Abstract. Numerous studies have been conducted on the effect of ocean acidification on calcifiers inhabiting nearshore benthic habitats, such as the blue mussel Mytilus edulis. The majority of these experiments was performed under stable CO₂ partial pressure (pCO₂), carbonate chemistry and oxygen (O₂) levels, reflecting present or expected future open ocean conditions. Consequently, levels and variations occurring in coastal habitats, due to biotic and abiotic processes, were mostly neglected, even though these variations largely override global long-term trends. To highlight this hiatus and guide future research, state-of-the-art technologies were deployed to obtain high-resolution time series of pCO₂ and [O₂] on a mussel patch within a Zostera marina seagrass bed, in Kiel Bay (western Baltic Sea) in August and September 2013. Combining the in situ data with results of discrete sample measurements, a full seawater carbonate chemistry was derived using statistical models. An average pCO₂ more than 50 % (~ 640 µatm) higher than current atmospheric levels was found right above the mussel patch.

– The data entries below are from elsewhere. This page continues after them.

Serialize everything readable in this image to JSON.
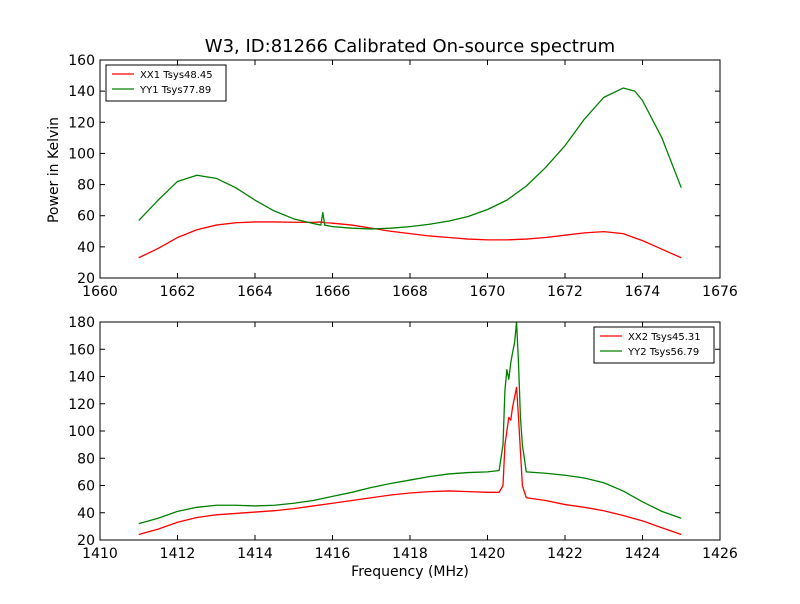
{
  "figure": {
    "title": "W3, ID:81266 Calibrated On-source spectrum",
    "xlabel": "Frequency (MHz)",
    "ylabel": "Power in Kelvin"
  },
  "colors": {
    "xx": "#ff0000",
    "yy": "#008000"
  },
  "chart_data": [
    {
      "type": "line",
      "panel": "top",
      "title": "W3, ID:81266 Calibrated On-source spectrum",
      "xlabel": "",
      "ylabel": "Power in Kelvin",
      "xlim": [
        1660,
        1676
      ],
      "ylim": [
        20,
        160
      ],
      "xticks": [
        1660,
        1662,
        1664,
        1666,
        1668,
        1670,
        1672,
        1674,
        1676
      ],
      "yticks": [
        20,
        40,
        60,
        80,
        100,
        120,
        140,
        160
      ],
      "grid": false,
      "legend_position": "top-left",
      "series": [
        {
          "name": "XX1 Tsys48.45",
          "color": "#ff0000",
          "x": [
            1661.0,
            1661.5,
            1662.0,
            1662.5,
            1663.0,
            1663.5,
            1664.0,
            1664.5,
            1665.0,
            1665.5,
            1665.7,
            1665.8,
            1665.9,
            1666.0,
            1666.5,
            1667.0,
            1667.5,
            1668.0,
            1668.5,
            1669.0,
            1669.5,
            1670.0,
            1670.5,
            1671.0,
            1671.5,
            1672.0,
            1672.5,
            1673.0,
            1673.5,
            1674.0,
            1674.5,
            1675.0
          ],
          "y": [
            33,
            39,
            46,
            51,
            54,
            55.5,
            56,
            56,
            55.8,
            55.7,
            56,
            55.5,
            55.4,
            55.2,
            54,
            52,
            50,
            48.5,
            47,
            46,
            45,
            44.5,
            44.5,
            45,
            46,
            47.5,
            49,
            49.8,
            48.5,
            44,
            38.5,
            33
          ]
        },
        {
          "name": "YY1 Tsys77.89",
          "color": "#008000",
          "x": [
            1661.0,
            1661.5,
            1662.0,
            1662.5,
            1663.0,
            1663.5,
            1664.0,
            1664.5,
            1665.0,
            1665.5,
            1665.7,
            1665.75,
            1665.8,
            1665.9,
            1666.0,
            1666.5,
            1667.0,
            1667.5,
            1668.0,
            1668.5,
            1669.0,
            1669.5,
            1670.0,
            1670.5,
            1671.0,
            1671.5,
            1672.0,
            1672.5,
            1673.0,
            1673.5,
            1673.8,
            1674.0,
            1674.5,
            1675.0
          ],
          "y": [
            57,
            70,
            82,
            86,
            84,
            78,
            70,
            63,
            58,
            55,
            54,
            62,
            54,
            53.5,
            53,
            52,
            51.5,
            52,
            53,
            54.5,
            56.5,
            59.5,
            64,
            70,
            79,
            91,
            105,
            122,
            136,
            142,
            140,
            134,
            110,
            78
          ]
        }
      ]
    },
    {
      "type": "line",
      "panel": "bottom",
      "title": "",
      "xlabel": "Frequency (MHz)",
      "ylabel": "",
      "xlim": [
        1410,
        1426
      ],
      "ylim": [
        20,
        180
      ],
      "xticks": [
        1410,
        1412,
        1414,
        1416,
        1418,
        1420,
        1422,
        1424,
        1426
      ],
      "yticks": [
        20,
        40,
        60,
        80,
        100,
        120,
        140,
        160,
        180
      ],
      "grid": false,
      "legend_position": "top-right",
      "series": [
        {
          "name": "XX2 Tsys45.31",
          "color": "#ff0000",
          "x": [
            1411.0,
            1411.5,
            1412.0,
            1412.5,
            1413.0,
            1413.5,
            1414.0,
            1414.5,
            1415.0,
            1415.5,
            1416.0,
            1416.5,
            1417.0,
            1417.5,
            1418.0,
            1418.5,
            1419.0,
            1419.5,
            1420.0,
            1420.3,
            1420.4,
            1420.45,
            1420.5,
            1420.55,
            1420.6,
            1420.65,
            1420.7,
            1420.75,
            1420.8,
            1420.85,
            1420.9,
            1421.0,
            1421.5,
            1422.0,
            1422.5,
            1423.0,
            1423.5,
            1424.0,
            1424.5,
            1425.0
          ],
          "y": [
            24,
            28,
            33,
            36.5,
            38.5,
            39.5,
            40.5,
            41.5,
            43,
            45,
            47,
            49,
            51,
            53,
            54.5,
            55.5,
            56,
            55.5,
            55,
            55,
            60,
            90,
            100,
            110,
            108,
            118,
            125,
            132,
            110,
            85,
            60,
            51,
            49,
            46,
            44,
            41.5,
            38,
            34,
            29,
            24
          ]
        },
        {
          "name": "YY2 Tsys56.79",
          "color": "#008000",
          "x": [
            1411.0,
            1411.5,
            1412.0,
            1412.5,
            1413.0,
            1413.5,
            1414.0,
            1414.5,
            1415.0,
            1415.5,
            1416.0,
            1416.5,
            1417.0,
            1417.5,
            1418.0,
            1418.5,
            1419.0,
            1419.5,
            1420.0,
            1420.3,
            1420.4,
            1420.45,
            1420.5,
            1420.55,
            1420.6,
            1420.65,
            1420.7,
            1420.75,
            1420.8,
            1420.85,
            1420.9,
            1421.0,
            1421.5,
            1422.0,
            1422.5,
            1423.0,
            1423.5,
            1424.0,
            1424.5,
            1425.0
          ],
          "y": [
            32,
            36,
            41,
            44,
            45.5,
            45.5,
            45,
            45.5,
            47,
            49,
            52,
            55,
            58.5,
            61.5,
            64,
            66.5,
            68.5,
            69.5,
            70,
            71,
            90,
            130,
            145,
            138,
            150,
            158,
            165,
            180,
            150,
            110,
            90,
            70,
            69,
            67.5,
            65.5,
            62,
            56,
            48,
            41,
            36
          ]
        }
      ]
    }
  ]
}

Diel amplitudes of pCO₂ were large: 765 ± 310 (mean ± SD). Corrosive conditions for calcium carbonates (Ω_arag and Ω_calc < 1) centered on sunrise were found, but the investigated habitat never experienced hypoxia throughout the study period. It is estimated that mussels experience conditions limiting calcification for 12–15 h per day, based on a regional calcium carbonate concentration physiological threshold. Our findings call for more extensive experiments on the impact of fluctuating corrosive conditions on mussels. We also stress the complexity of the interpretation of carbonate chemistry time series data in such dynamic coastal environments.